Government deploys arguments developed by Policy Exchange in its Supreme Court appeal

December 7, 2016

Jo Maugham QC, a prominent supporter of the Article 50 litigation, remarks: ‘An awful lot – possible all? – of the secondary material the Government is citing is to be found on the website of @judicialpwr’. A welcome tribute, if a little overstated, but it is certainly true that the Government has made important use of Policy Exchange’s Judicial Power Project work.

On the opening day of the hearing, the Government placed central and early reliance on the work of Professors Timothy Endicott and John Finnis for the Judicial Power Project.

While Gina Miller, lead claimant, has described the use of the Royal Prerogative as ‘ancient’ and ‘secretive’, Professor Endicott demonstrates in his paper for the Judicial Power Project that, in fact, triggering Article 50 to leave the EU would be well within the traditional role of the executive in making and unmaking international treaties. Opening his submissions to the Supreme Court, James Eadie QC commended to the 11 judges Professor Timothy Endicott’s lecture, delivered last week at Policy Exchange, a published version of which forms part of the Government’s bundle.

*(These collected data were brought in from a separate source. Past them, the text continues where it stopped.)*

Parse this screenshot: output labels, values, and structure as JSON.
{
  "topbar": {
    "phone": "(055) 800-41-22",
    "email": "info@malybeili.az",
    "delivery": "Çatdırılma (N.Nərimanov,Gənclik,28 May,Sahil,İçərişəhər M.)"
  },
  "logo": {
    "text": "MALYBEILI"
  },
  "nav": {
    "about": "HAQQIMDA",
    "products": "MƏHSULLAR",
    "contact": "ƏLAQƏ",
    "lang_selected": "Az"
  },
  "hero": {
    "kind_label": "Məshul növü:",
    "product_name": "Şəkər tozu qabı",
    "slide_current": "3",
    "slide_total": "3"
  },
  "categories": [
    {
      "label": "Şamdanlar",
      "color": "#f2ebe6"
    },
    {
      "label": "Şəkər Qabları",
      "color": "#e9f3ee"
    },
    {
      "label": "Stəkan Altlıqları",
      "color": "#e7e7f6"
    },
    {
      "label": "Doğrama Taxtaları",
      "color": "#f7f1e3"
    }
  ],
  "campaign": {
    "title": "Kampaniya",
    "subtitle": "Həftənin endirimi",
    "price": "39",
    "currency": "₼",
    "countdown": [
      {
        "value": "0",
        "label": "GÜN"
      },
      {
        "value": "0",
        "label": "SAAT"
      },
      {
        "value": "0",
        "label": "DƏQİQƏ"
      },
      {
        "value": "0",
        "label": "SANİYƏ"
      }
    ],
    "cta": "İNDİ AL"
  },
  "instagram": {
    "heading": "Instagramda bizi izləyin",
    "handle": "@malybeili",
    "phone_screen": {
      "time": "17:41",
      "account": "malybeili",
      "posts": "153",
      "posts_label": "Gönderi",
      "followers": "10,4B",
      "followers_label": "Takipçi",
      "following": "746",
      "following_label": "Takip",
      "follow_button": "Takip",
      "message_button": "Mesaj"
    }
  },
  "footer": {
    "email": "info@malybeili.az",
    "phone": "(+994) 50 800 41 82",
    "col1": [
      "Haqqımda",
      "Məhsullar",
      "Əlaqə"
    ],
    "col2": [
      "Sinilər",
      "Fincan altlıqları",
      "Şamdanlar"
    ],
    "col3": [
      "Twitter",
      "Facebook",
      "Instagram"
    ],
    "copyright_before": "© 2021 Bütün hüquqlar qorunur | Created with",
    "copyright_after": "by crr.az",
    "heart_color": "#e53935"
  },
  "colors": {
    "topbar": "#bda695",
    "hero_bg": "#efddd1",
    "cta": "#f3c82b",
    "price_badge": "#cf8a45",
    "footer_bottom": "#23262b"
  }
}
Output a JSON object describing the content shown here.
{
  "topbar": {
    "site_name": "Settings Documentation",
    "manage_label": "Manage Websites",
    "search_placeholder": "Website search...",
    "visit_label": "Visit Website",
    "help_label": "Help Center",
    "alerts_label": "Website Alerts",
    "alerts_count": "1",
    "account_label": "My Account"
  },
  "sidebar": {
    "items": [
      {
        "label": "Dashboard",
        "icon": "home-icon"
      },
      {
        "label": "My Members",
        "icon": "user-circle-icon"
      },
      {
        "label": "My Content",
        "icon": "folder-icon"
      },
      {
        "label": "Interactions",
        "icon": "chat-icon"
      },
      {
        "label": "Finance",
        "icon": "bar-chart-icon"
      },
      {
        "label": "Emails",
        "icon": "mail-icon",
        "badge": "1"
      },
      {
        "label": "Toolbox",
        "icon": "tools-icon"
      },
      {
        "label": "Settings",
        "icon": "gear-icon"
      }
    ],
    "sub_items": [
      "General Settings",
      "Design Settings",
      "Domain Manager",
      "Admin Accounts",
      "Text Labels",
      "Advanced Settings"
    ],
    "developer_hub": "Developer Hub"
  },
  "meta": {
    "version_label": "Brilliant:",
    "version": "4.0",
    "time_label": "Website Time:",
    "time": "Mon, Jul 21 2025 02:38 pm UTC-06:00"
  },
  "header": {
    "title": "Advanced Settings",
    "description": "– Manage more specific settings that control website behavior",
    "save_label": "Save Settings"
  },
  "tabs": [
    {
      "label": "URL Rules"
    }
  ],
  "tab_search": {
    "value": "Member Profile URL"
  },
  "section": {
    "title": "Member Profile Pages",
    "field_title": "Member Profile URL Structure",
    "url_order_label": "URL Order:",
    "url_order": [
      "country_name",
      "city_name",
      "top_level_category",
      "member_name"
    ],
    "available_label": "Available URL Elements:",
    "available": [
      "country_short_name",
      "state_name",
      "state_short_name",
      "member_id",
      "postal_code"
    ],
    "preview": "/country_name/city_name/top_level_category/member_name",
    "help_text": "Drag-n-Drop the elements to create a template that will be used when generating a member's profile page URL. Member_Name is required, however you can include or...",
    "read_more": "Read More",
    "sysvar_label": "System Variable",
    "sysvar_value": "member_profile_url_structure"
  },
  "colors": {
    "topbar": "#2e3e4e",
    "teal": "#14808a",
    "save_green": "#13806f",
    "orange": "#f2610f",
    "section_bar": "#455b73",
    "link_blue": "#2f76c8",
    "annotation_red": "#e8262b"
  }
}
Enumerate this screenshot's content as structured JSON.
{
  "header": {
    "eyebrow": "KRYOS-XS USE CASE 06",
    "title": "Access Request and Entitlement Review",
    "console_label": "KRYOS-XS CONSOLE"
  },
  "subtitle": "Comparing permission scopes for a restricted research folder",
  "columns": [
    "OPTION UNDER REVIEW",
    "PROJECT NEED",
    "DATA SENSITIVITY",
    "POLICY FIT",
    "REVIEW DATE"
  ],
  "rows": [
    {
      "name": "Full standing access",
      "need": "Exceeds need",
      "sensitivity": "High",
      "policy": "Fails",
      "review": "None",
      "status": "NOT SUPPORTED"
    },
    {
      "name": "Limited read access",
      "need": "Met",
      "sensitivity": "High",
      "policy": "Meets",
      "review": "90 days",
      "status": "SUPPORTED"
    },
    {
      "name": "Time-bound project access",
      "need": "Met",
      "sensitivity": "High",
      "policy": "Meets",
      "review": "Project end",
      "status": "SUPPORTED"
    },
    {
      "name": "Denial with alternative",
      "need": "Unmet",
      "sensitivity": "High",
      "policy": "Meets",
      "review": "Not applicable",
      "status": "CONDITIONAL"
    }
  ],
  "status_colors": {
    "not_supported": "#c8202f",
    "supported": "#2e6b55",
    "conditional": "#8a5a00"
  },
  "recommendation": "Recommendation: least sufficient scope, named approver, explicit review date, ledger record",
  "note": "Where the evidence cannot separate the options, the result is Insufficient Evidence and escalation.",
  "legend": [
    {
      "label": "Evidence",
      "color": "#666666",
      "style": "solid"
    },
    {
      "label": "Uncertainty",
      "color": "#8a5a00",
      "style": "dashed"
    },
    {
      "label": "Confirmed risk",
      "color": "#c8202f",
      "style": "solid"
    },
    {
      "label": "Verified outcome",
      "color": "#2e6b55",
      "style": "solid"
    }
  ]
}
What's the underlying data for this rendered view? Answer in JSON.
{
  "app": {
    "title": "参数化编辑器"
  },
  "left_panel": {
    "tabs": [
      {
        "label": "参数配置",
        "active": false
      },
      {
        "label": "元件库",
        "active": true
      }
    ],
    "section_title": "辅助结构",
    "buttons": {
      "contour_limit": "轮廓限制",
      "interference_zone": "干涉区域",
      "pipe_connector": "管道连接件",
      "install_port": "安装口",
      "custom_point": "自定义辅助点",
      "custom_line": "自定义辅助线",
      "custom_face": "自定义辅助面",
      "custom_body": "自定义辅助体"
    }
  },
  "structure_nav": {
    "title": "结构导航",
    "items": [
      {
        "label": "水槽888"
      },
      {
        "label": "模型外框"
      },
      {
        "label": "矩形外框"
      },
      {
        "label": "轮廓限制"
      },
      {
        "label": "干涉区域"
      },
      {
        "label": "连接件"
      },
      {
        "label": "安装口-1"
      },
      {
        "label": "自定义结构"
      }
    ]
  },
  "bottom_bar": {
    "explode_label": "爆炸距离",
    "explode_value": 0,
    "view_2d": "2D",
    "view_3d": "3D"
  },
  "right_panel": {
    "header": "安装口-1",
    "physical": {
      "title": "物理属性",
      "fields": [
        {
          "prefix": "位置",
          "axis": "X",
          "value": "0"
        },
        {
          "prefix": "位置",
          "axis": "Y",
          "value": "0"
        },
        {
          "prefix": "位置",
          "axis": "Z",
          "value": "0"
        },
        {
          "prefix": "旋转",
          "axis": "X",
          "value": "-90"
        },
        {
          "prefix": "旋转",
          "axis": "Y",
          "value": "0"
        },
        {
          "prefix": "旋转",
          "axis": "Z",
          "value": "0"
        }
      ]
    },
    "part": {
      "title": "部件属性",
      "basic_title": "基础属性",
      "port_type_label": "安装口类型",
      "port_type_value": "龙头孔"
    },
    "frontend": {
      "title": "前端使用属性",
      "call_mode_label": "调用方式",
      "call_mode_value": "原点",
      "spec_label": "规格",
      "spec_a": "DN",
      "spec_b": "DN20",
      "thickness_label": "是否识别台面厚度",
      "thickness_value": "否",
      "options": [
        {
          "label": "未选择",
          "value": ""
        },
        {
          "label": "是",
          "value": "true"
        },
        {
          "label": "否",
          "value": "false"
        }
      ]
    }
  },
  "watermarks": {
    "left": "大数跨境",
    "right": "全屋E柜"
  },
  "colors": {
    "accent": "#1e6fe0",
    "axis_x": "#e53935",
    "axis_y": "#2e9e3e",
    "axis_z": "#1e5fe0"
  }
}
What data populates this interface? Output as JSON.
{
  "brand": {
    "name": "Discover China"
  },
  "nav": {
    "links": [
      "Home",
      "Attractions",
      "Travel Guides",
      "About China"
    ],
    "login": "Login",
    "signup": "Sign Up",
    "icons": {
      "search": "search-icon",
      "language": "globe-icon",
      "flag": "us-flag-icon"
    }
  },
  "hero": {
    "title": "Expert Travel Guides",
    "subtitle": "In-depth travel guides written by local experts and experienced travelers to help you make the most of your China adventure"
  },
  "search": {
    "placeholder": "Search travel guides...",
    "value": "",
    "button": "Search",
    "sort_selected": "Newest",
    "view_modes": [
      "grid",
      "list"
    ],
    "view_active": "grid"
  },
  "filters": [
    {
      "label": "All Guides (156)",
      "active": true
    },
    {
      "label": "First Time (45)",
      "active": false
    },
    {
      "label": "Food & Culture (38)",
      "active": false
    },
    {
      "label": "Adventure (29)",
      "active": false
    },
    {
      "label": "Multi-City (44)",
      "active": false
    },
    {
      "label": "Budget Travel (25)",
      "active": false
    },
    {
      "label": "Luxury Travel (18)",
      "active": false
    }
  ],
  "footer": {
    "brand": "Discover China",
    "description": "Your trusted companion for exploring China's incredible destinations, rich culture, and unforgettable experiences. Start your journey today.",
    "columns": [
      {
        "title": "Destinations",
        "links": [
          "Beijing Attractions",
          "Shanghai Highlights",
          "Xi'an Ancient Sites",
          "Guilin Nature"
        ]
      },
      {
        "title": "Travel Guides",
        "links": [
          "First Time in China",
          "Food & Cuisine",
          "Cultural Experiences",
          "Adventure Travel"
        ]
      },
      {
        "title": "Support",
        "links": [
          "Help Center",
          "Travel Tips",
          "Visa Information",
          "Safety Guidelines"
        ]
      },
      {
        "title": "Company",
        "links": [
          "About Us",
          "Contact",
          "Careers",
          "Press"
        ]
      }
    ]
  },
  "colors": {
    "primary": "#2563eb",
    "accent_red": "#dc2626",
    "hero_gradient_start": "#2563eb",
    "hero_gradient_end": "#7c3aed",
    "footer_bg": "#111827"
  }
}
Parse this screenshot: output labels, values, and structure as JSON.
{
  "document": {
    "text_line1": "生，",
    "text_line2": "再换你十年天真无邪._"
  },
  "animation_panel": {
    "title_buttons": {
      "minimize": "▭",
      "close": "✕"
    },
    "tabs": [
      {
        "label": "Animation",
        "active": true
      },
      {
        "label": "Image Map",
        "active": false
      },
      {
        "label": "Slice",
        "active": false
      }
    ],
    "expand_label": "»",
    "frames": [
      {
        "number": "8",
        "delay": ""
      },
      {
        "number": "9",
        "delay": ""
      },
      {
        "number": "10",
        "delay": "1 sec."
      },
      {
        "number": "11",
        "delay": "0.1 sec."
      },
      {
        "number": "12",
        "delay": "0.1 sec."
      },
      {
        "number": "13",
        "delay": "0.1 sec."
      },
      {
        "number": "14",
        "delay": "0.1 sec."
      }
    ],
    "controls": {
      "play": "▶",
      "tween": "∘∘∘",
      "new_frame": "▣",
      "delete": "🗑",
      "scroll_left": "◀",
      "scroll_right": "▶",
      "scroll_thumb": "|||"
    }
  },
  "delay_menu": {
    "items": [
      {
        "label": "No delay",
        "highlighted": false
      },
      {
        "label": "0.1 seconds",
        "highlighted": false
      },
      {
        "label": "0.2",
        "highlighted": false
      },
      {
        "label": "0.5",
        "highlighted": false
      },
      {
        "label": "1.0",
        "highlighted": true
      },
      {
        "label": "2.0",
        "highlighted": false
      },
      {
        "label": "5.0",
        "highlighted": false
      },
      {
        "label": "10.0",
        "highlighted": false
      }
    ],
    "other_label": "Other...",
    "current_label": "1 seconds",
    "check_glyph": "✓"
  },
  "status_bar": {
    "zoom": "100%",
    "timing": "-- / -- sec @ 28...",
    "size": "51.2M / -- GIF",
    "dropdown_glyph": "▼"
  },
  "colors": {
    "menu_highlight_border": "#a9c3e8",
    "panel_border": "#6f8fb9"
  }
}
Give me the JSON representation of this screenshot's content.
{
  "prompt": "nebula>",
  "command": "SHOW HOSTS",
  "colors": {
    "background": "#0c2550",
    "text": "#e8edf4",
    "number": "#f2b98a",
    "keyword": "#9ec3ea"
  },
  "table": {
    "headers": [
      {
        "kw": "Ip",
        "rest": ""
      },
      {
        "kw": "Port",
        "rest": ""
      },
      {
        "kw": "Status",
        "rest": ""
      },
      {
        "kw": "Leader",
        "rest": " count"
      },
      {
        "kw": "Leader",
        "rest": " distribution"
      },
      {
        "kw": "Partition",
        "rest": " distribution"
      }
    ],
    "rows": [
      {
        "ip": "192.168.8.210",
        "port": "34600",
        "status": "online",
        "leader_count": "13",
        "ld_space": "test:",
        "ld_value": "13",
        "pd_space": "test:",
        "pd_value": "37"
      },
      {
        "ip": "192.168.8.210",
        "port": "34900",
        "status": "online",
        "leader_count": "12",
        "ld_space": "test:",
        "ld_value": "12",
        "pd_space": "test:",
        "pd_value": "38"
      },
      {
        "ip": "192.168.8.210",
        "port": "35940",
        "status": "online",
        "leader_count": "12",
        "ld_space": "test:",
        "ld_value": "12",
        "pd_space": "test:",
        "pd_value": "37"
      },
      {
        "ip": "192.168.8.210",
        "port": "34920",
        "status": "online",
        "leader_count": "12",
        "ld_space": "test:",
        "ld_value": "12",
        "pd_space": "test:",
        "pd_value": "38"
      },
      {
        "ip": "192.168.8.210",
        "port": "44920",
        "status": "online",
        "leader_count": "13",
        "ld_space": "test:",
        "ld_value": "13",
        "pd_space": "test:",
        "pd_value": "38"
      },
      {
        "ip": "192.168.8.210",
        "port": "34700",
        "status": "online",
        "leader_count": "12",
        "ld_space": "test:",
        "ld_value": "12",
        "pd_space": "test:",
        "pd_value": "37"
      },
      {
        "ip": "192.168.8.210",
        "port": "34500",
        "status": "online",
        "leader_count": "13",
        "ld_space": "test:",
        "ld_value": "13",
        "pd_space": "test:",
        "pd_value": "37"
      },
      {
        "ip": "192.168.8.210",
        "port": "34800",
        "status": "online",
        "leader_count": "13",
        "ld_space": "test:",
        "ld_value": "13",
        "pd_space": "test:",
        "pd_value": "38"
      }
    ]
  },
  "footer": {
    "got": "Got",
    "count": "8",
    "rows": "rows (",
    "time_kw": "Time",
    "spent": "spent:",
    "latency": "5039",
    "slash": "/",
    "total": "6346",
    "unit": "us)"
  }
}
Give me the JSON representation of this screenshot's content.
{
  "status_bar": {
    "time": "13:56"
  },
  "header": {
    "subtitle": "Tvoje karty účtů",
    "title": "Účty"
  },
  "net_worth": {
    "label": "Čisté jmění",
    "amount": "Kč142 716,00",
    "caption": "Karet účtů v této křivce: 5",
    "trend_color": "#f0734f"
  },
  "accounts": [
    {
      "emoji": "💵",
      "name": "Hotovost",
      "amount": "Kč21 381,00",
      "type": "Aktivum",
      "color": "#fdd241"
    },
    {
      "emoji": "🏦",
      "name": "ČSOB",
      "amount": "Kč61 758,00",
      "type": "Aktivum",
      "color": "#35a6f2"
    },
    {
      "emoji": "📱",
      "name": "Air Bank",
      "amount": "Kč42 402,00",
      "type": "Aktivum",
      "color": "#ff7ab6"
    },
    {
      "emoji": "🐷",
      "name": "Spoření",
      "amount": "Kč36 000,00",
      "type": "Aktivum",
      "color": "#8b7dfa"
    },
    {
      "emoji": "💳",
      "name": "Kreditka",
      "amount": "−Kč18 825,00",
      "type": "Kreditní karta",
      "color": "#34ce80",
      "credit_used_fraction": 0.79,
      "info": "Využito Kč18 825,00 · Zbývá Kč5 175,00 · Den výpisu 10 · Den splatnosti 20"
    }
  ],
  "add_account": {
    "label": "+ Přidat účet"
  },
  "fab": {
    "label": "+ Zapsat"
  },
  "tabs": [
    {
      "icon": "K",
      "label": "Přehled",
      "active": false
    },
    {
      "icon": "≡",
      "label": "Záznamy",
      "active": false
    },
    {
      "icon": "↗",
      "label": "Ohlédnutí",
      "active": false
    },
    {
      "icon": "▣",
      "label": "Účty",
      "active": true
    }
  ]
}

In the afternoon session, Mr Eadie then deployed arguments developed by Professor John Finnis for the Judicial Power Project. First among these were Professor Finnis’s two papers  demonstrating that the domestic reception of the EU Treaties fits the legal structure of the reception of double tax agreements such that executive withdrawal on the international plane. The second was Professor Finnis’ lecture Brexit and the Balance of Our Constitution, delivered as the Sir Thomas More Lecture at Lincoln’s Inn last week and then published by Policy Exchange. The text, also included in the Government’s bundle, explains:

Treaties can have no effect in or on domestic law beyond what Parliament in the exercise of its supreme legislative power authorises. Whether that authorised effect continues – in relation to a particular treaty provision, or in relation to the whole treaty – depends (unless the treaty’s provisions have been written into a statute) on the continuance of that treaty provision or of the whole treaty. That continuance is a matter for foreign governments and entities, or for our executive Government in its conduct of our foreign affairs.

In the second day of the hearing, James Eadie QC returned to the point raised by Professor Finnis concerning the relevance of comparable constitutional provisions Parliament had earlier made for the Bahamas and Barbados. Responding to this in the afternoon session, Lord Pannick QC for the claimants addressed Professor Finnis’ lecture and sought to answer his arguments about the constitutional context of the 1972 Act.